The $24 million Palestinian Museum is slated to open on Wednesday this week in Bir Zeit, about 15 miles north of Jerusalem, a dream that has come true after it had been first initiated in 1997 by the London-based Welfare Association to commemorate the “Nakba,” that fateful gamble local Arabs have taken against the 1947 UN partition resolution, which ended up with them getting nothing at all. But, as the NY Times put it on Monday, the new museum has a stunning, contemporary new building; soaring ambitions as a space for “Palestinian” art, history and culture; an outdoor amphitheater; a terraced garden — and no exhibits.
There was going to be an inaugural exhibit, named “Never Part,” about artifacts belonging to Arab refugees, but it will not be happening, because there was a disagreement between the museum’s board and its director, Jack Persekian, and the director was sacked.

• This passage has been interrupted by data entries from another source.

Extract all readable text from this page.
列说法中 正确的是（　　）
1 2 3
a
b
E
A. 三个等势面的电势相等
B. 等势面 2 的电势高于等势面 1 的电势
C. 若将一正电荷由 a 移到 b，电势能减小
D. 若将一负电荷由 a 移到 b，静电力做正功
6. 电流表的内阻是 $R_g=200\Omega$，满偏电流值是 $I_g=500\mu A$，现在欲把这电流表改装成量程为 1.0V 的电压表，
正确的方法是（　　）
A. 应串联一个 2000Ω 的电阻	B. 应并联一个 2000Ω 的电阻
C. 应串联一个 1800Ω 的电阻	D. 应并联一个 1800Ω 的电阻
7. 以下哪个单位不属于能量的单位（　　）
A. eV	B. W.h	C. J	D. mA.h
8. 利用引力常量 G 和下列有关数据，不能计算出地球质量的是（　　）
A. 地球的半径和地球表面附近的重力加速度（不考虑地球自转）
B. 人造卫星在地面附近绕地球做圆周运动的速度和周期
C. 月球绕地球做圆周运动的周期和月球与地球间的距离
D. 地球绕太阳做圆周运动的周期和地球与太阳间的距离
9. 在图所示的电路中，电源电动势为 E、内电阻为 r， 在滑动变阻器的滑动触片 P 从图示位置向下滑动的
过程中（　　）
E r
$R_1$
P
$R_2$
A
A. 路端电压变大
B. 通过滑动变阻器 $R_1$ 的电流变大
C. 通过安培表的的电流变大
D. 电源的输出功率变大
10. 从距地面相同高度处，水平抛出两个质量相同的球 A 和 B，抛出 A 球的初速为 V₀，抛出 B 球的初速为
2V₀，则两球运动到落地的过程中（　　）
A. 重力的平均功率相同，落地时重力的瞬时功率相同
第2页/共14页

Or, as a spokeswoman announced on Sunday: “There will not be any artwork exhibited in the museum at all.”
The NY Times commented that the fate of the exhibition says more about the realities of Arab society than any art collection could have done. The defunct exhibition “Never Part” was going to feature artistic interpretations of keys and photographs that Arab refugees around the world have kept from their old homes in Israel.
The ousted director Persekian told the NY Times the museum’s senior management informed him they no longer liked his project, but never explained why. Persekian said he had collected images of countless artifacts from “Palestinians” around the world for “Never Part,” which he intended to make available to artists who could have interpreted the objects as they saw fit. But the folks in charge of the museum were uneasy about his plan. “Maybe they didn’t want to take a risk with something that is so unpredictable and so uncontrollable,” he said.
All the museum people would say is, “We didn’t feel that what was delivered was up to scratch.”
Now, without any exhibition at all, other than a virtual show starting May 25, which it borrowed from a museum in Beirut, the Palestinian Museum building, designed by Irish architectural firm Heneghan Peng, will host the Wednesday opening ceremony with nothing to show inside. The official version is that the ceremony will only celebrate the completion of the building.